Friday, March 21, 2014

Heroes Of The Remote Control

Given the absurdity of the media coverage of the story about the Malaysian airplane, as well as the absurdity of people's interest in the story, it's worth quoting a recent article about how Americans spend their time:

For senior citizens, the average day is one big opportunity for chilling out: People age 75 and over spend nearly 8 hours engaged in some form of leisure activity. That's almost twice the amount enjoyed by so-called Millennials. But hey, at their age, the oldest among us have earned the right to plant….

And proving that the glowing rectangular screen is the country's great unifier, watching TV is by far the most popular form of leisure, with the typical adult spending 2.8 hours a day flipping through the channels….

["]It's interesting how similar our days look on some dimensions, like watching TV, eating, and socializing.["]…

Writes Walker: "We are still a nation of TV watchers."

Notice the double problem here. Not only are Americans wasting their time to such a large degree, but we also have excuses being made for it when it's documented (e.g., "at their age, the oldest among us have earned the right to plant"). That sort of excusing mindset is common. Even when there's some criticism, it tends to be mild, and not much is done to change the situation.

Last year, I wrote more about this study of how Americans use their time. As I explained in that post, the study results are worse than people often suggest. For example, much of what's not considered leisure activity is highly unnecessary and could easily by replaced by some other activity that's much better. Then there's the issue of wasteful multi-tasking (e.g., what people listen to while doing something like housework or driving a car). Or why should we think that something like reading or spending time with relatives is always good, given the negative nature of so much of what people read and what they do with their relatives? And so on. As bad as the story I've quoted above makes Americans look, the situation is actually much worse than the story suggests.

As the United States changes its views on issues like homosexuality and marijuana, we should ask how much effort Americans have made to inform themselves on those subjects. Take the typical person who follows hours of media coverage of the Malaysian airplane story day after day. By contrast, how much effort has he made to research something like same-sex marriage?

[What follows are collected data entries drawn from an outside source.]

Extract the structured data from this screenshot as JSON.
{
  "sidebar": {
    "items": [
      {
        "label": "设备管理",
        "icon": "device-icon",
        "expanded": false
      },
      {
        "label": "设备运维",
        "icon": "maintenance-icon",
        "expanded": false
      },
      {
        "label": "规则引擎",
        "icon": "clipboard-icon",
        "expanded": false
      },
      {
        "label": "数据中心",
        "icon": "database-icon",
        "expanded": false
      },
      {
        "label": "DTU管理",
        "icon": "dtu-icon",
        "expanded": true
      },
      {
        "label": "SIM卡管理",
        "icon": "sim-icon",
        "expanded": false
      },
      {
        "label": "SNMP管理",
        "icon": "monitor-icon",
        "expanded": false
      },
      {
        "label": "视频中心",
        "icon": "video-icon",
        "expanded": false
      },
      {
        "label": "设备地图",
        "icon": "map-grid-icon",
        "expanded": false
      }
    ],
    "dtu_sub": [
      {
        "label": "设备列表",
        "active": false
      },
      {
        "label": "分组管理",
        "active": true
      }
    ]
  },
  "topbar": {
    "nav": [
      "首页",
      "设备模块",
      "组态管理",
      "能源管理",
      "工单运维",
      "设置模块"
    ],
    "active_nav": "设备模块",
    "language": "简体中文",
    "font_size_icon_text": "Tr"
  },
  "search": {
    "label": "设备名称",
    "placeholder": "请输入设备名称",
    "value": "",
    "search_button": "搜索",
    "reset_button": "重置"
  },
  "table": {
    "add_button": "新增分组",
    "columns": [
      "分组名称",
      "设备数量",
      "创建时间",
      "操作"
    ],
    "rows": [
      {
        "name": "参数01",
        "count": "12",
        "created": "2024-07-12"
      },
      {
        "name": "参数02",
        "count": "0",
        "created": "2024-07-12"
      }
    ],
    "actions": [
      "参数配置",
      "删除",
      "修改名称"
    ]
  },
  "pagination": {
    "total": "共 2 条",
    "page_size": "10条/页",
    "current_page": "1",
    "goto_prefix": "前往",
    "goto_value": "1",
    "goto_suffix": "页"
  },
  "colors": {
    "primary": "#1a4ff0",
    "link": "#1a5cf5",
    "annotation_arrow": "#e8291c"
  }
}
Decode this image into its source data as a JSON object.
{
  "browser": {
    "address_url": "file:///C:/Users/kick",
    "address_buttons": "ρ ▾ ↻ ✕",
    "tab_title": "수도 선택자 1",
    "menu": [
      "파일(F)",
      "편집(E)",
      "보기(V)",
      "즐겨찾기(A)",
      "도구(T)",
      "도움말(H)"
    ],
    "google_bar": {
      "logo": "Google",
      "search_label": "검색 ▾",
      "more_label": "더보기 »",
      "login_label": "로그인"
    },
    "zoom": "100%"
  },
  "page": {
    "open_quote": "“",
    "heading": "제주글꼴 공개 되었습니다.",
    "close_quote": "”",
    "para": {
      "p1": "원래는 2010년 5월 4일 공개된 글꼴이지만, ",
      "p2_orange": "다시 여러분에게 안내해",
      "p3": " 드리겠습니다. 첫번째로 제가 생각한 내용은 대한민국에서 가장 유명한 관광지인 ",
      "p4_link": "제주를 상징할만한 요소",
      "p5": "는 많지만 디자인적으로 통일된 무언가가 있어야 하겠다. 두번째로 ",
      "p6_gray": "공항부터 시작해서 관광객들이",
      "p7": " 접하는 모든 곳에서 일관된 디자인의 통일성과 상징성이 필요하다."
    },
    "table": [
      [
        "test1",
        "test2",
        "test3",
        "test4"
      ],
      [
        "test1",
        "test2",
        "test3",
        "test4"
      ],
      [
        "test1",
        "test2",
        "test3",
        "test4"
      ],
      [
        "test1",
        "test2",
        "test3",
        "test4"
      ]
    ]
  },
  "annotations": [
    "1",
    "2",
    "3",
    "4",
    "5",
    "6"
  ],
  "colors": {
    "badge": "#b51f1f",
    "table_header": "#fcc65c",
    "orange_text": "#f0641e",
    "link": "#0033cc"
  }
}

"Their banquets are accompanied by lyre and harp, by tambourine and flute, and by wine; but they do not pay attention to the deeds of the Lord, nor do they consider the work of his hands….Woe to those who are heroes in drinking wine and valiant men in mixing strong drink" (Isaiah 5:12, 5:22)

1 comment:

  1. we should ask how much effort Americans have made to inform themselves on those subjects

    I don't think we have to do too much of an investigation. The answer won't be too elusive.